The impact of Valérie Blass’s work resides in the anachronistic way she navigates between two sculptural traditions. She makes free-standing, vertical, handmade, humanscale,
autonomous pieces that locate her squarely within the classical tradition of figurative sculpture. But the diversity of her materials and the plethora of mass-produced, bought and found objects she uses, stemming from an enthusiastic engagement with the material culture of the twenty-first century, anchor her art in assemblage and bricolage.
The exhibition, which contains approximately thirty new works, is accompanied by a major publication that includes essays by the curator, Lesley Johnstone, and by feminist art historian Amelia Jones, as well as an interview with the artist by Wayne Baerwaldt.
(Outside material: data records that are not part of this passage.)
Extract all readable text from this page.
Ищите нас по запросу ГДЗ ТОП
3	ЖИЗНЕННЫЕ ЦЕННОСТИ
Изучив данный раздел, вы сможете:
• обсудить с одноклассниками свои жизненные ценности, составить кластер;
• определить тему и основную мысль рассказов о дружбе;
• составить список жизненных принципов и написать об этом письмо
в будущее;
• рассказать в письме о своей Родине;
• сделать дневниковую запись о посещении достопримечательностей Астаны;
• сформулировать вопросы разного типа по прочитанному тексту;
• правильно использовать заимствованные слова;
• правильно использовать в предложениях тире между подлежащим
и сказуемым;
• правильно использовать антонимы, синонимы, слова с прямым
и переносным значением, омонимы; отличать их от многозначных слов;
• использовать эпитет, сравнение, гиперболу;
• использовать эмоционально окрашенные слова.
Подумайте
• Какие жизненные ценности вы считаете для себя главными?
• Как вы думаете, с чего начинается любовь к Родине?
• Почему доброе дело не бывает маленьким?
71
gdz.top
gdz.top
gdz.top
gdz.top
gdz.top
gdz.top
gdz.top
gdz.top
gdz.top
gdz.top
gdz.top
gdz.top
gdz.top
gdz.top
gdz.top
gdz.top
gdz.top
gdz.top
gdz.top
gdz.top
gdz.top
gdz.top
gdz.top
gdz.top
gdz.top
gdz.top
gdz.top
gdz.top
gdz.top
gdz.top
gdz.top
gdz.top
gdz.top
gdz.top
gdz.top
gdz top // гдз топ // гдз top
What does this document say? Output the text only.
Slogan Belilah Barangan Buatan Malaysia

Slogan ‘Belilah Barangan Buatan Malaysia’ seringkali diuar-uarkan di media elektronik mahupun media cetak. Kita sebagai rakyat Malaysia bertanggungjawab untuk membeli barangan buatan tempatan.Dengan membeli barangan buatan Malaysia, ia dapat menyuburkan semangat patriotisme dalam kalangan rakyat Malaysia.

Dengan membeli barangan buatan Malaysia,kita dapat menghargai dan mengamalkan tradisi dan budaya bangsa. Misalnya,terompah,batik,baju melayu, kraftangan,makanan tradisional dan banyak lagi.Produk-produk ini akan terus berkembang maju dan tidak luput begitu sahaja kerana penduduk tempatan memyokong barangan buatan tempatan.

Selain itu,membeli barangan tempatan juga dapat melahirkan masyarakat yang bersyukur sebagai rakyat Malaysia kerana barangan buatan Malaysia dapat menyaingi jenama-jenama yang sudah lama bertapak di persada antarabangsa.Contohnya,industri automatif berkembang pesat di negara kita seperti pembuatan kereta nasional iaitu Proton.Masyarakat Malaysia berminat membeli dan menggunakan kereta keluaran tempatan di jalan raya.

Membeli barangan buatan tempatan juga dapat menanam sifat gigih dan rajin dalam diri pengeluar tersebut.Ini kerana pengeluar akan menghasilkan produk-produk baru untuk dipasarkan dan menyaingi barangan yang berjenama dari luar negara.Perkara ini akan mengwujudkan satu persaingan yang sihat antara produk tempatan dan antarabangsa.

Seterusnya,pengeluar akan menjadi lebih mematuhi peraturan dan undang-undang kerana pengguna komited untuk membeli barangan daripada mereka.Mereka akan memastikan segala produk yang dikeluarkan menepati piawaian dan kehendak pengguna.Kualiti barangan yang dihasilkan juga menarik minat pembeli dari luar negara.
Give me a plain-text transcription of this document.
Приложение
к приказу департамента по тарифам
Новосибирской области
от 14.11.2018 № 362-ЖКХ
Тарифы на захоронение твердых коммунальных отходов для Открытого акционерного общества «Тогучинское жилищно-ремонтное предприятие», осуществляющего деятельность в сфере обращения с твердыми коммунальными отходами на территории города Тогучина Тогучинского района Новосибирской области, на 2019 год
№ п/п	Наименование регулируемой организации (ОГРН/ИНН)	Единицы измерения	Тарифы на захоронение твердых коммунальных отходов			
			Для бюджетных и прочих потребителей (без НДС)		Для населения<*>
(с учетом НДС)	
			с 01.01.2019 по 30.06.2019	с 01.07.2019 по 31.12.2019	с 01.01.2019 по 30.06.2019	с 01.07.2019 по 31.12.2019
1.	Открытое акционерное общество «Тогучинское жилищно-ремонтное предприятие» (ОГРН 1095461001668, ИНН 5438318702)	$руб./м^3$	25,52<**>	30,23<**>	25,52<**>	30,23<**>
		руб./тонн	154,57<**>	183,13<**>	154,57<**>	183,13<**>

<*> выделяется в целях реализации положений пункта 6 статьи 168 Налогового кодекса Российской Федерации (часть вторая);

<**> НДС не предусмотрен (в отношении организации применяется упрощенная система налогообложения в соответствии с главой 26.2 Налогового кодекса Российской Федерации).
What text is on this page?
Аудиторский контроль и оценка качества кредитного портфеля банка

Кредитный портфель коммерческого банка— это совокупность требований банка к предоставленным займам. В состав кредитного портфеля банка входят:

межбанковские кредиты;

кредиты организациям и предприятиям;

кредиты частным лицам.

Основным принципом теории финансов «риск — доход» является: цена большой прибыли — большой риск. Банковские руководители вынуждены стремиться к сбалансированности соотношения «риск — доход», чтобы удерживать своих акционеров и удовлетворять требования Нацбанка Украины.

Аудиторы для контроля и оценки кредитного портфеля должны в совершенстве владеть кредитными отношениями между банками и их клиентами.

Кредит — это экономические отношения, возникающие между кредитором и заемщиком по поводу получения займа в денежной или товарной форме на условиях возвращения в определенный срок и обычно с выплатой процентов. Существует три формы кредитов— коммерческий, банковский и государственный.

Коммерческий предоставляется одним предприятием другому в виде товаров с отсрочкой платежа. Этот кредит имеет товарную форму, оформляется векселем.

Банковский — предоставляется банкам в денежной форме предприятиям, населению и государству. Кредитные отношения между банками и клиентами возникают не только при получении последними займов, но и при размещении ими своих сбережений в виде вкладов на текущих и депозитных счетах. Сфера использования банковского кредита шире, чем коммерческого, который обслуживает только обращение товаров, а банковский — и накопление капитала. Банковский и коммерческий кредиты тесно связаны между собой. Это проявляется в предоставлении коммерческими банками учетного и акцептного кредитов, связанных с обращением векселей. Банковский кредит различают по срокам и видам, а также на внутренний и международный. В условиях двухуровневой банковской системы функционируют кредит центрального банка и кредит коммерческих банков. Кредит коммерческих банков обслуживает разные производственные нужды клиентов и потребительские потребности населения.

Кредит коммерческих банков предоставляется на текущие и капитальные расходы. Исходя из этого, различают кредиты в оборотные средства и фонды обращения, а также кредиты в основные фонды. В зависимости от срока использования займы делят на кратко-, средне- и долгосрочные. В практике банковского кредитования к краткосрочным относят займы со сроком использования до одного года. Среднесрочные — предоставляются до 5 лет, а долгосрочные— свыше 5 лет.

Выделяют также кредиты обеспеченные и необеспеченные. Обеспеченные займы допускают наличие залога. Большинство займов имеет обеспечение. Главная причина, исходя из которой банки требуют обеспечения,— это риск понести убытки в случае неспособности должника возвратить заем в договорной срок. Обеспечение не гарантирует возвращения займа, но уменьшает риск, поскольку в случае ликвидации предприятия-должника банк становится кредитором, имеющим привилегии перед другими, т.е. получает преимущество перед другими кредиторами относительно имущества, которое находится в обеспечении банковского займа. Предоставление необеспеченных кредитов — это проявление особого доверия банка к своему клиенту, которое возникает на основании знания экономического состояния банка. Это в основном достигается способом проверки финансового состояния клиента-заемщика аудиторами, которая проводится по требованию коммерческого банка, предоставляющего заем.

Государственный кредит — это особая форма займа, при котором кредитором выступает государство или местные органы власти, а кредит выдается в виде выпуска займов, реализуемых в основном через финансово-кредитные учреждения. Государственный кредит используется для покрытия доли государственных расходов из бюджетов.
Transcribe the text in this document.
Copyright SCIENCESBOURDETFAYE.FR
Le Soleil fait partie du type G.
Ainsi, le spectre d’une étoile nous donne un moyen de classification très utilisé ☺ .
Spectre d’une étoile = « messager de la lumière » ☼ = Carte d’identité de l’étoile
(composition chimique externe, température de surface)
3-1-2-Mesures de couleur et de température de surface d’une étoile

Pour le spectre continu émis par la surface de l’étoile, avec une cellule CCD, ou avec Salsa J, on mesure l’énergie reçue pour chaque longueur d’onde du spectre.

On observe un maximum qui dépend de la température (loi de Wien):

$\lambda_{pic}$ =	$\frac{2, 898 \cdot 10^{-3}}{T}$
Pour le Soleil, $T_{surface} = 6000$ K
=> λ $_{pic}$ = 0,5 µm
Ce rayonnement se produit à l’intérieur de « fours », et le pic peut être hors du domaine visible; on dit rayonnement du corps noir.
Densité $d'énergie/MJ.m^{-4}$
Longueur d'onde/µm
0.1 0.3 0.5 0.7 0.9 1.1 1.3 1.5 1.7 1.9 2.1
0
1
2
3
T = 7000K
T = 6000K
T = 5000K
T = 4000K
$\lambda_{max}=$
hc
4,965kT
It is Blass’s largest exhibition to date, following her participation in the inaugural Québec Triennial at the Musée d’art contemporain de Montréal in 2008 and numerous group and solo exhibitions in Montréal and across Canada.
Biography
Born in Montréal in 1967, Valérie Blass holds a bachelor’s and a master’s degree in visual and media arts from the Université du Québec à Montréal. In addition to participating in the first Triennial mounted by the Musée d’art contemporain de Montréal, she has had solo exhibitions at Parisian Laundry, in 2008 and 2011, and the Museum of Contemporary Canadian Art in Toronto, in 2009. In 2010, she took part in group exhibitions organized by the National Gallery of Canada, the Montreal Museum of Fine Arts and the Musée national des beaux-arts du Québec. Her works were also previously seen at the Power Plant and the Blackwood Gallery in Toronto, and at Galerie Clark in Montréal.